By Len Feldman
At an education forum in Sacramento in May, experts noted that California’s school funding levels have declined sharply over the past five years. From left: Susannah Cooper, an aide to Senate President Pro Tem Darrell Steinberg; Erin Gabel, from the office of Superintendent of Public Instruction Tom Torlakson; Rick Simpson, an aide to Assembly Speaker John Perez; and journalist John Fensterwald of The Educated Guess.
California’s revenues appear to be running as much as $3 billion below the estimates used in finalizing the 2011-12 state budget, placing even more importance on voters passing Gov. Jerry Brown’s tax initiative in November.
The CTA-backed initiative would bring in about $9 billion annually in new revenue and protect public education from automatic cuts of $4.9 billion in the 2012-13 budget if the measure doesn’t pass.
Key financial experts, including state Controller John Chiang and Legislative Analyst Mac Taylor, issued reports that find the shortfalls running between $1 billion and $3 billion for the state funding year that ends in June.

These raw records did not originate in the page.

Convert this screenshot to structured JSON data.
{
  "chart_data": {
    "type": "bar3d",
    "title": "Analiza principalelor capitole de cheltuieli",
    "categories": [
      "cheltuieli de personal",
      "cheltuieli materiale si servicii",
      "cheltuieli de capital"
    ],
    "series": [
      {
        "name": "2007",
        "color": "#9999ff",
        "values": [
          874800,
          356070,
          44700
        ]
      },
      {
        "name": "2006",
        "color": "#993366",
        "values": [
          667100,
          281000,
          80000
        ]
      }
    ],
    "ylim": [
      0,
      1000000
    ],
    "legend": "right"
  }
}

Schools are already reeling from more than $20 billion in cuts that are driving California to the bottom of the 50 states in per-pupil spending. Thousands of certificated educators lost their jobs last year, and 20,000 more recently received preliminary layoff notices.

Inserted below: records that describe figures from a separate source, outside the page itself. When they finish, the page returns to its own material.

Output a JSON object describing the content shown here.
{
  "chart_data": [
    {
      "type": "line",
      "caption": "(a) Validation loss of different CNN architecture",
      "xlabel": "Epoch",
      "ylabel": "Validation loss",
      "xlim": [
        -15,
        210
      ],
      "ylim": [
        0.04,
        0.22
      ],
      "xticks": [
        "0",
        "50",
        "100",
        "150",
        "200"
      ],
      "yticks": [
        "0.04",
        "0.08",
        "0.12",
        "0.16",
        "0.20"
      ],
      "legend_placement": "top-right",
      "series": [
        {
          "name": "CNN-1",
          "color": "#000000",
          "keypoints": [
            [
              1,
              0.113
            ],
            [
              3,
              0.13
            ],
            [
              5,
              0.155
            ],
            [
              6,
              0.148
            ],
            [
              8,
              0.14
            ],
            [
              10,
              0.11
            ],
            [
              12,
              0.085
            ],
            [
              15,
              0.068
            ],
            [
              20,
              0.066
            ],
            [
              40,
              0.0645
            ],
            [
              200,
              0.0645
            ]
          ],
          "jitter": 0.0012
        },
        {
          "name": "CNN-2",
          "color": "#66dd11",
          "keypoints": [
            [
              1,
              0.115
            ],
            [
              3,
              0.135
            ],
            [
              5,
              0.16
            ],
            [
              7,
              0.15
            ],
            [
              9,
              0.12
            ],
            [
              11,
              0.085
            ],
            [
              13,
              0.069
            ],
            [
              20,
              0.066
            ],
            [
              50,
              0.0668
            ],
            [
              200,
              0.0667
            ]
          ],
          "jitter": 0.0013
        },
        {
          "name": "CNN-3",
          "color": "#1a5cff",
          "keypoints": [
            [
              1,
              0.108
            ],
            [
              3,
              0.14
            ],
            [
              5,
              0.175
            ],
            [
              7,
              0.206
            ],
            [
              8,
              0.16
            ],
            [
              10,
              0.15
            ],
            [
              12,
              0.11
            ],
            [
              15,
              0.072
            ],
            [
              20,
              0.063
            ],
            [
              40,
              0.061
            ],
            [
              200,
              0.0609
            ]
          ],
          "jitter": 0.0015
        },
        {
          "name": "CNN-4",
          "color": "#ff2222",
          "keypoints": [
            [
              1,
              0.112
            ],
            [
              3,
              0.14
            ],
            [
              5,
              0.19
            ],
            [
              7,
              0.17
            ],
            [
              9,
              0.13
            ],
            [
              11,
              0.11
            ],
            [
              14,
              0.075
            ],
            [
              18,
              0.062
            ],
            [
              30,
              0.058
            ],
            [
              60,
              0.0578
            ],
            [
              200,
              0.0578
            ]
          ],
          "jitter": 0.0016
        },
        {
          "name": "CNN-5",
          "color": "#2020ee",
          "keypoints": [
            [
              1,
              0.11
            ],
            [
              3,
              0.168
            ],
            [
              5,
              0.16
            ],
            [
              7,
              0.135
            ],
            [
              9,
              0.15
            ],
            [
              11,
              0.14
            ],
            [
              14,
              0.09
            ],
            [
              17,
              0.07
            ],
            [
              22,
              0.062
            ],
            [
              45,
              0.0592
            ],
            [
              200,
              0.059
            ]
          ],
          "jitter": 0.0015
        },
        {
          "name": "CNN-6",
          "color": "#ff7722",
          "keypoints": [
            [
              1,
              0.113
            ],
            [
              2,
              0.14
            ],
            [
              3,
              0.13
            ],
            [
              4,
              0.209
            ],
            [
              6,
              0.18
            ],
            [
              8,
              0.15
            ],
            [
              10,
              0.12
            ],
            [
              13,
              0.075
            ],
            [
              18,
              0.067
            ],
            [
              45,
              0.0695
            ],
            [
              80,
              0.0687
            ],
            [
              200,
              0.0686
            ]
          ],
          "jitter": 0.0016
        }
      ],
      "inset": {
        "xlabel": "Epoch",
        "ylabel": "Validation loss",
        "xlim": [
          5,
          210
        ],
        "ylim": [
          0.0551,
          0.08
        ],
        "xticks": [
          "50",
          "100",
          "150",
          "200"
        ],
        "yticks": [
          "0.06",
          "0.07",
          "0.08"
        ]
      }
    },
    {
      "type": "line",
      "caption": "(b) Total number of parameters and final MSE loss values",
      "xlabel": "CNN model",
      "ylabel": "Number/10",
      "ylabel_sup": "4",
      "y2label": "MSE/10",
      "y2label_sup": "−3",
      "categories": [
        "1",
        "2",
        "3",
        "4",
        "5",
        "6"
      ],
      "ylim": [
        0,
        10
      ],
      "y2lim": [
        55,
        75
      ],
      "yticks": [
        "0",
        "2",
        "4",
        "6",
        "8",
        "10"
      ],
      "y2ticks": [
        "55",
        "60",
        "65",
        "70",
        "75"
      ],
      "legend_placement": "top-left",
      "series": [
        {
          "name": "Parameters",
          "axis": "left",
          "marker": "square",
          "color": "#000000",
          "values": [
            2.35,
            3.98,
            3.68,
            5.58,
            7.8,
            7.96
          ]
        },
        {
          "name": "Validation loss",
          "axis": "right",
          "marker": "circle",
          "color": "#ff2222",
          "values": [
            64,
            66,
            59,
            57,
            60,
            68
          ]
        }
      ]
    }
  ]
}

As the Educator went to press, CTA advocates in the state capital were gearing up for the release of the May Revision, Gov. Brown’s revised 2012-13 budget proposal. The revision, an annual part of the state budget process, draws on updated information about revenues and expenses. It becomes the basis for the Legislature’s efforts to finalize a budget proposal by the June 15 constitutional deadline. State law gives the governor until June 30 to sign the spending plan into law prior to the start of the new fiscal year July 1.

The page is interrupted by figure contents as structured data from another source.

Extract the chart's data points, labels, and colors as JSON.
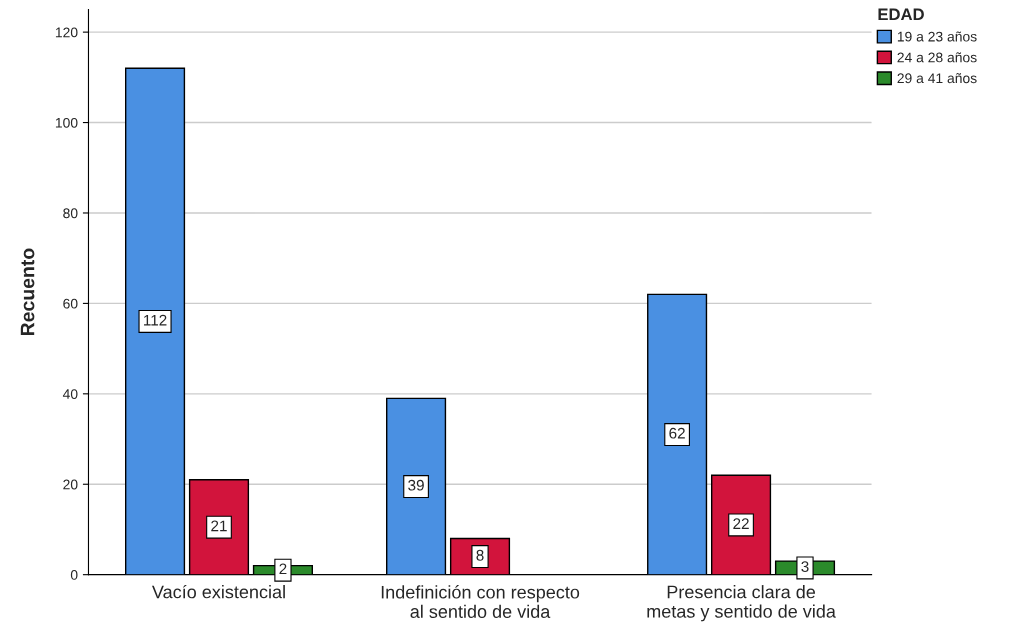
{
  "chart_data": {
    "type": "bar",
    "ylabel": "Recuento",
    "legend_title": "EDAD",
    "categories": [
      "Vacío existencial",
      "Indefinición con respecto\nal sentido de vida",
      "Presencia clara de\nmetas y sentido de vida"
    ],
    "series": [
      {
        "name": "19 a 23 años",
        "color": "#4a90e2",
        "values": [
          112,
          39,
          62
        ]
      },
      {
        "name": "24 a 28 años",
        "color": "#d2143c",
        "values": [
          21,
          8,
          22
        ]
      },
      {
        "name": "29 a 41 años",
        "color": "#2b8a2b",
        "values": [
          2,
          null,
          3
        ]
      }
    ],
    "ylim": [
      0,
      125
    ],
    "yticks": [
      0,
      20,
      40,
      60,
      80,
      100,
      120
    ],
    "grid": "y",
    "legend": "top right",
    "data_labels": true
  }
}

Key battle to prevent fighting for resources
Ironically, the release of the May Revision is coming on the fifth anniversary of the publication of a 144-page Stanford study that determined California’s schools would need an additional $40 billion annually to be “adequately funded.”
Experts reported that California was actually moving backward on school funding during a recent PACE (Policy Analysis for California Education) forum that reviewed the state’s progress toward meeting the goals identified by the “Getting Down to Facts” study.
Cuts have resulted in widespread teacher layoffs, increases in class sizes, and elimination of a wide array of important educational services. Students have lost access to nurses, librarians and counselors. The ranks of education support professionals have been decimated, and higher education students have been hit by the loss of faculty and courses and increases in their out-of-pocket costs.
The only positive note at the PACE forum was the presence on the November ballot of the governor’s measure that would protect schools against further cuts.
Against this backdrop, CTA and its partners in the 1 million-member statewide Education Coalition are battling a fiscal proposal that, while well-intentioned, threatens to force districts and local education agencies to fight one another for existing funds.
Under terms of the governor’s “weighted student funding formula,” funds would be taken away from some districts and given to others to help underwrite the costs of working with at-risk students. CTA and the Education Coalition have been telling the governor and lawmakers that “reforming” the state’s allocation of resources can come only after all schools are adequately funded.
CTA members from around the state have been urging their lawmakers to protect school funding and to defer any conversations about the “weighted student funding formula.”
Hundreds of CTA leaders from around California will travel to Sacramento May 22 for CTA’s Presidents Lobby Day.